I cannot agree with this. I'm not saying he is intentionally trying to deceive, but there's no particular reason to assume he isn't.
> he has a reputation that he'd prefer to protect and enhance
Nor this, in the sense that you mean. The reputation he wants to protect may be how he handles stock price rather than how accurate his PR representations are, for instance.
> it's not likely to be all bullshit is it?
It could very easily be 99% bullshit, yes. It's not like it's a rare phenomenon for CEOs to be deceptive in their public speech, nor is it particularly rare for CEOs to be completely mistaken about things like this. Add in that what he's saying is incredibly speculative, and it all seems pretty shaky. It reads like an advertisement.

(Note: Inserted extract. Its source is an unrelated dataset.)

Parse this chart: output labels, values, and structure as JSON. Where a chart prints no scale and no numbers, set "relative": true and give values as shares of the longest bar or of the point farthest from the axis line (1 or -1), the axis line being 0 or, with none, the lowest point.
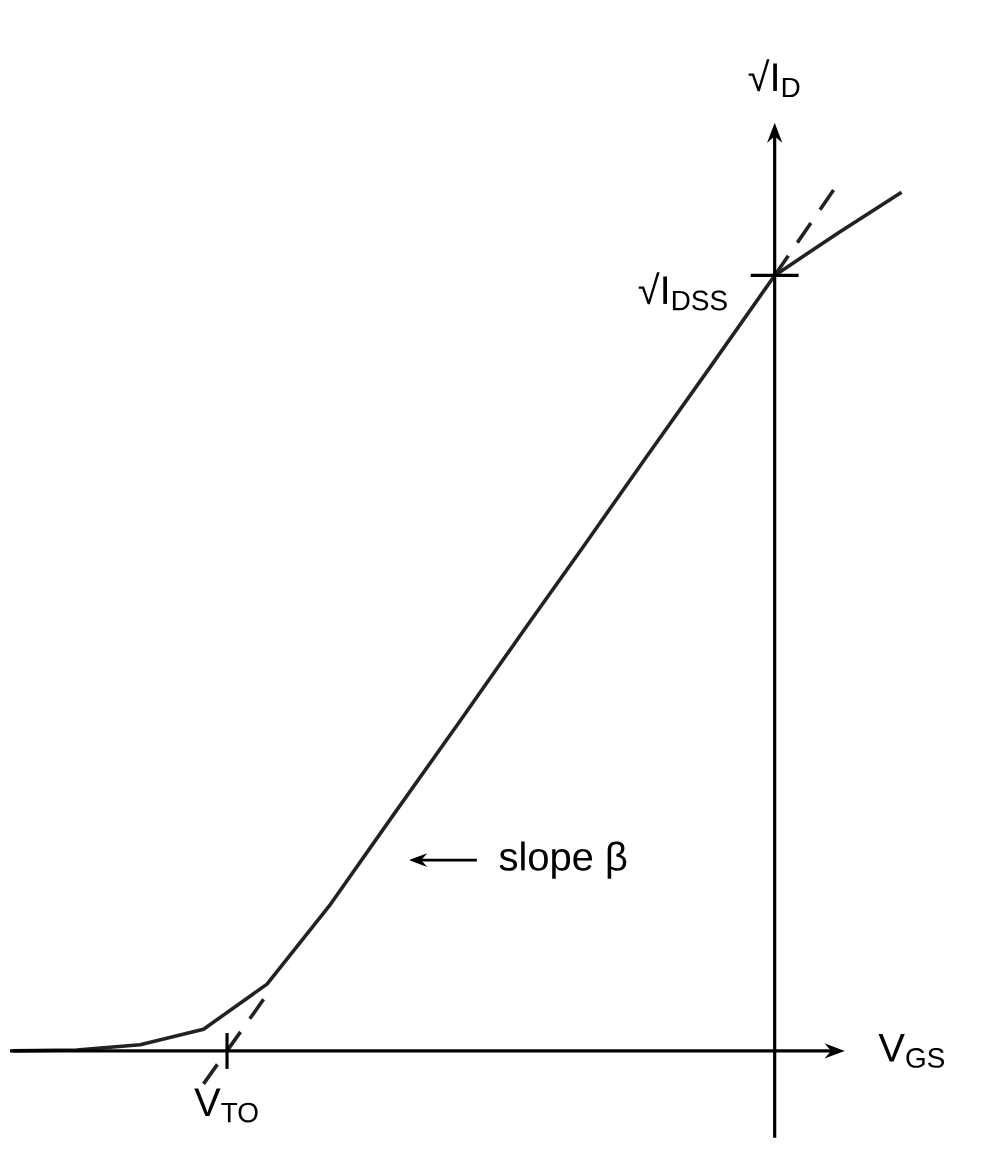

All I'm saying is that I don't think the fact that he says something is enough to hold a lot of faith that what he said is accurate.
I think it all boils down to value. Sure, in a few years time, that might be possible. But what is the value in doing that? How am I bettering my own or anyone else's life by doing that? Say what you will about social media, but it at least has theoretical value: the spread of ideas. What does this level of AI have?
“The next two years of AI will shock you.” (Direct quote: “I invested lots of money” subtext: me and my VC buddies need an exit.)